The lock must be released before calling this function.

This function must not be called from an ISR.

Parameters

handle – handle obtained from esp_pm_lock_create function

Returns

  • ESP_OK on success

  • ESP_ERR_INVALID_ARG if the handle argument is NULL

  • ESP_ERR_INVALID_STATE if the lock is still acquired

  • ESP_ERR_NOT_SUPPORTED if CONFIG_PM_ENABLE is not enabled in sdkconfig

esp_err_t esp_pm_dump_locks(FILE *stream)

Dump the list of all locks to stderr

This function dumps debugging information about locks created using esp_pm_lock_create to an output stream.

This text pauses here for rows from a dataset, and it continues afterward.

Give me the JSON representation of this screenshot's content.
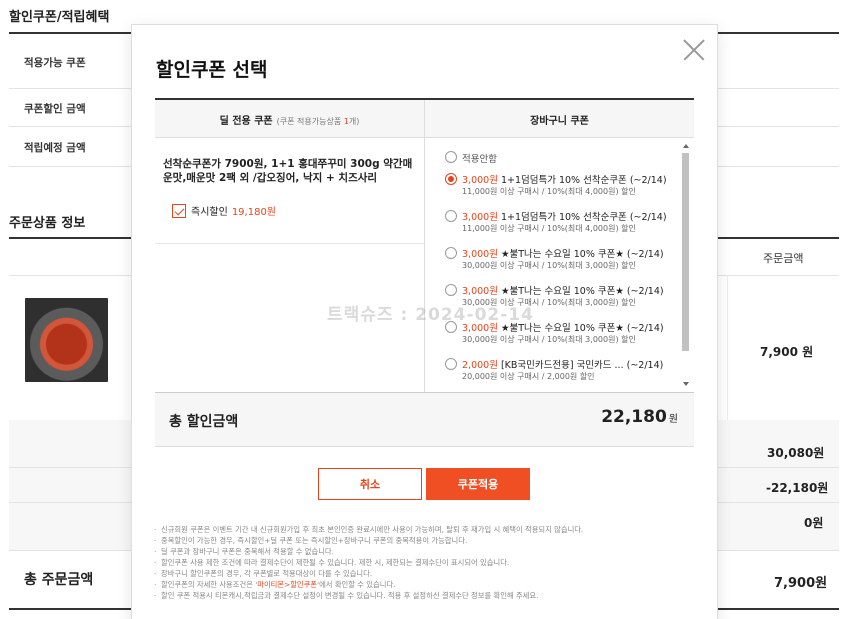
{
  "background": {
    "section_title": "할인쿠폰/적립혜택",
    "rows": [
      {
        "label": "적용가능 쿠폰"
      },
      {
        "label": "쿠폰할인 금액"
      },
      {
        "label": "적립예정 금액"
      }
    ],
    "product_section_title": "주문상품 정보",
    "column_header_order_amount": "주문금액",
    "product_price": "7,900 원",
    "summary": {
      "amount1": "30,080원",
      "amount2": "-22,180원",
      "amount3": "0원"
    },
    "total_order_label": "총 주문금액",
    "total_order_value": "7,900원"
  },
  "modal": {
    "title": "할인쿠폰 선택",
    "left_header": "딜 전용 쿠폰",
    "left_header_note_prefix": "(쿠폰 적용가능상품 ",
    "left_header_note_count": "1",
    "left_header_note_suffix": "개)",
    "right_header": "장바구니 쿠폰",
    "deal_title": "선착순쿠폰가 7900원, 1+1 홍대쭈꾸미 300g 약간매운맛,매운맛 2팩 외 /갑오징어, 낙지 + 치즈사리",
    "deal_checkbox_label": "즉시할인",
    "deal_checkbox_amount": "19,180원",
    "coupons": [
      {
        "selected": false,
        "price": "",
        "name": "적용안함",
        "condition": ""
      },
      {
        "selected": true,
        "price": "3,000원",
        "name": "1+1덤덤특가 10% 선착순쿠폰 (~2/14)",
        "condition": "11,000원 이상 구매시 / 10%(최대 4,000원) 할인"
      },
      {
        "selected": false,
        "price": "3,000원",
        "name": "1+1덤덤특가 10% 선착순쿠폰 (~2/14)",
        "condition": "11,000원 이상 구매시 / 10%(최대 4,000원) 할인"
      },
      {
        "selected": false,
        "price": "3,000원",
        "name": "★불T나는 수요일 10% 쿠폰★ (~2/14)",
        "condition": "30,000원 이상 구매시 / 10%(최대 3,000원) 할인"
      },
      {
        "selected": false,
        "price": "3,000원",
        "name": "★불T나는 수요일 10% 쿠폰★ (~2/14)",
        "condition": "30,000원 이상 구매시 / 10%(최대 3,000원) 할인"
      },
      {
        "selected": false,
        "price": "3,000원",
        "name": "★불T나는 수요일 10% 쿠폰★ (~2/14)",
        "condition": "30,000원 이상 구매시 / 10%(최대 3,000원) 할인"
      },
      {
        "selected": false,
        "price": "2,000원",
        "name": "[KB국민카드전용] 국민카드 ... (~2/14)",
        "condition": "20,000원 이상 구매시 / 2,000원 할인"
      }
    ],
    "total_label": "총 할인금액",
    "total_value": "22,180",
    "total_unit": "원",
    "cancel_label": "취소",
    "apply_label": "쿠폰적용",
    "notes": [
      "신규회원 쿠폰은 이벤트 기간 내 신규회원가입 후 최초 본인인증 완료시에만 사용이 가능하며, 탈퇴 후 재가입 시 혜택이 적용되지 않습니다.",
      "중복할인이 가능한 경우, 즉시할인+딜 쿠폰 또는 즉시할인+장바구니 쿠폰의 중복적용이 가능합니다.",
      "딜 쿠폰과 장바구니 쿠폰은 중복해서 적용할 수 없습니다.",
      "할인쿠폰 사용 제한 조건에 따라 결제수단이 제한될 수 있습니다. 제한 시, 제한되는 결제수단이 표시되어 있습니다.",
      "장바구니 할인쿠폰의 경우, 각 쿠폰별로 적용대상이 다를 수 있습니다."
    ],
    "note_link_prefix": "할인쿠폰의 자세한 사용조건은 '",
    "note_link_text": "마이티몬>할인쿠폰",
    "note_link_suffix": "'에서 확인할 수 있습니다.",
    "note_last": "할인 쿠폰 적용시 티몬캐시,적립금과 결제수단 설정이 변경될 수 있습니다. 적용 후 설정하신 결제수단 정보를 확인해 주세요."
  },
  "watermark": "트랙슈즈 : 2024-02-14"
}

This function must not be called from an ISR. If esp_pm_lock_acquire/release are called while this function is running, inconsistent results may be reported.

Parameters

stream – stream to print information to; use stdout or stderr to print to the console; use fmemopen/open_memstream to print to a string buffer.

Returns

  • ESP_OK on success

  • ESP_ERR_NOT_SUPPORTED if CONFIG_PM_ENABLE is not enabled in sdkconfig

Structures

struct esp_pm_config_t

Power management config.

Pass a pointer to this structure as an argument to esp_pm_configure function.

Public Members

int max_freq_mhz

Maximum CPU frequency, in MHz

int min_freq_mhz

Minimum CPU frequency to use when no locks are taken, in MHz

bool light_sleep_enable

Enter light sleep when no locks are taken

Type Definitions

typedef esp_pm_config_t esp_pm_config_esp32_t

backward compatibility newer chips no longer require this typedef

typedef esp_pm_config_t esp_pm_config_esp32s2_t
typedef esp_pm_config_t esp_pm_config_esp32s3_t
typedef esp_pm_config_t esp_pm_config_esp32c3_t
typedef esp_pm_config_t esp_pm_config_esp32c2_t
typedef esp_pm_config_t esp_pm_config_esp32c6_t
typedef struct esp_pm_lock *esp_pm_lock_handle_t

Opaque handle to the power management lock.

Enumerations

enum esp_pm_lock_type_t

Power management constraints.

Values:

enumerator ESP_PM_CPU_FREQ_MAX

Require CPU frequency to be at the maximum value set via esp_pm_configure. Argument is unused and should be set to 0.

enumerator ESP_PM_APB_FREQ_MAX

Require APB frequency to be at the maximum value supported by the chip. Argument is unused and should be set to 0.

enumerator ESP_PM_NO_LIGHT_SLEEP

Prevent the system from going into light sleep. Argument is unused and should be set to 0.